Order-by-Disorder from Bond-Dependent Exchange and Intensity Signature of Nodal Quasiparticles in a Honeycomb Cobaltate

TL;DR

This study combines neutron scattering experiments and theoretical analysis to reveal bond-dependent anisotropic interactions and topological features of quasiparticles in a honeycomb cobaltate, highlighting quantum order-by-disorder effects.

Contribution

It provides experimental evidence of bond-dependent exchange couplings and topological quasiparticle signatures in CoTiO3, advancing understanding of 3d transition metal magnetism beyond 4d and 5d systems.

Findings

Detection of a finite energy gap indicating bond-dependent anisotropic couplings.

Observation of universal winding in scattering intensity related to quasiparticle topology.

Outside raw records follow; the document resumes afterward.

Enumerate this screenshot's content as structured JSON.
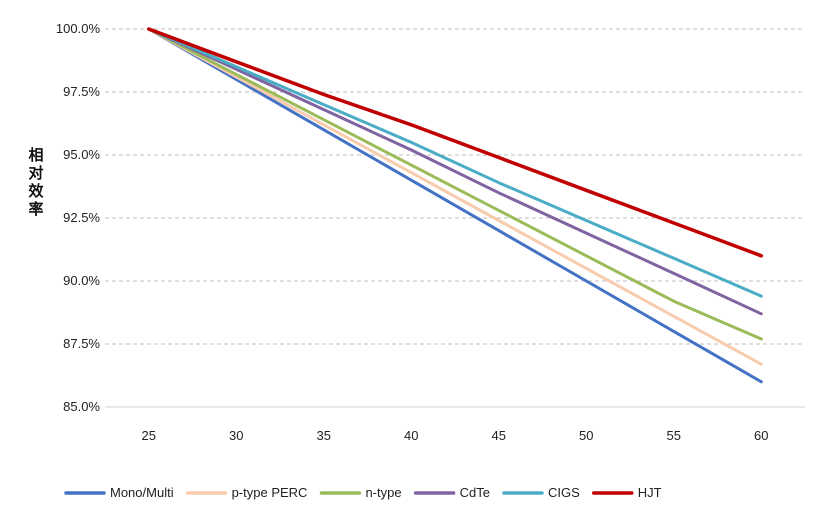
{
  "chart_data": {
    "type": "line",
    "title": "",
    "xlabel": "",
    "ylabel": "相对效率",
    "x": [
      25,
      30,
      35,
      40,
      45,
      50,
      55,
      60
    ],
    "x_tick_labels": [
      "25",
      "30",
      "35",
      "40",
      "45",
      "50",
      "55",
      "60"
    ],
    "ylim": [
      85.0,
      100.0
    ],
    "y_ticks": [
      85.0,
      87.5,
      90.0,
      92.5,
      95.0,
      97.5,
      100.0
    ],
    "y_tick_labels": [
      "85.0%",
      "87.5%",
      "90.0%",
      "92.5%",
      "95.0%",
      "97.5%",
      "100.0%"
    ],
    "grid": "horizontal dashed",
    "legend_position": "bottom",
    "series": [
      {
        "name": "Mono/Multi",
        "color": "#4472c4",
        "values": [
          100.0,
          98.0,
          96.0,
          94.0,
          92.0,
          90.0,
          88.0,
          86.0
        ]
      },
      {
        "name": "p-type PERC",
        "color": "#f8cbad",
        "values": [
          100.0,
          98.1,
          96.2,
          94.3,
          92.4,
          90.5,
          88.6,
          86.7
        ]
      },
      {
        "name": "n-type",
        "color": "#9bbb59",
        "values": [
          100.0,
          98.2,
          96.4,
          94.6,
          92.8,
          91.0,
          89.2,
          87.7
        ]
      },
      {
        "name": "CdTe",
        "color": "#8064a2",
        "values": [
          100.0,
          98.4,
          96.8,
          95.2,
          93.5,
          91.9,
          90.3,
          88.7
        ]
      },
      {
        "name": "CIGS",
        "color": "#4bacc6",
        "values": [
          100.0,
          98.5,
          97.0,
          95.5,
          93.9,
          92.4,
          90.9,
          89.4
        ]
      },
      {
        "name": "HJT",
        "color": "#c00000",
        "values": [
          100.0,
          98.7,
          97.4,
          96.2,
          94.9,
          93.6,
          92.3,
          91.0
        ]
      }
    ]
  }
}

Demonstration of quantum order-by-disorder involving virtual crystal field fluctuations.

Abstract

Recent theoretical proposals have argued that cobaltates with edge-sharing octahedral coordination can have significant bond-dependent exchange couplings thus offering a platform in 3$d$ ions for such physics beyond the much-explored realizations in 4$d$ and 5$d$ materials. Here we present high-resolution inelastic neutron scattering data within the magnetically ordered phase of the stacked honeycomb magnet CoTiO$_3$ revealing the presence of a finite energy gap and demonstrate that this implies the presence of bond-dependent anisotropic couplings. We also show through an extensive theoretical analysis that the gap further implies the existence of a quantum order-by-disorder mechanism that, in this material, crucially involves virtual crystal field fluctuations. Our data also provide an experimental observation of a universal winding of the scattering intensity in angular scans around linear band-touching points for both magnons and dispersive spin-orbit excitons, which is directly related to the non-trivial topology of the quasiparticle wavefunction in momentum space near nodal points.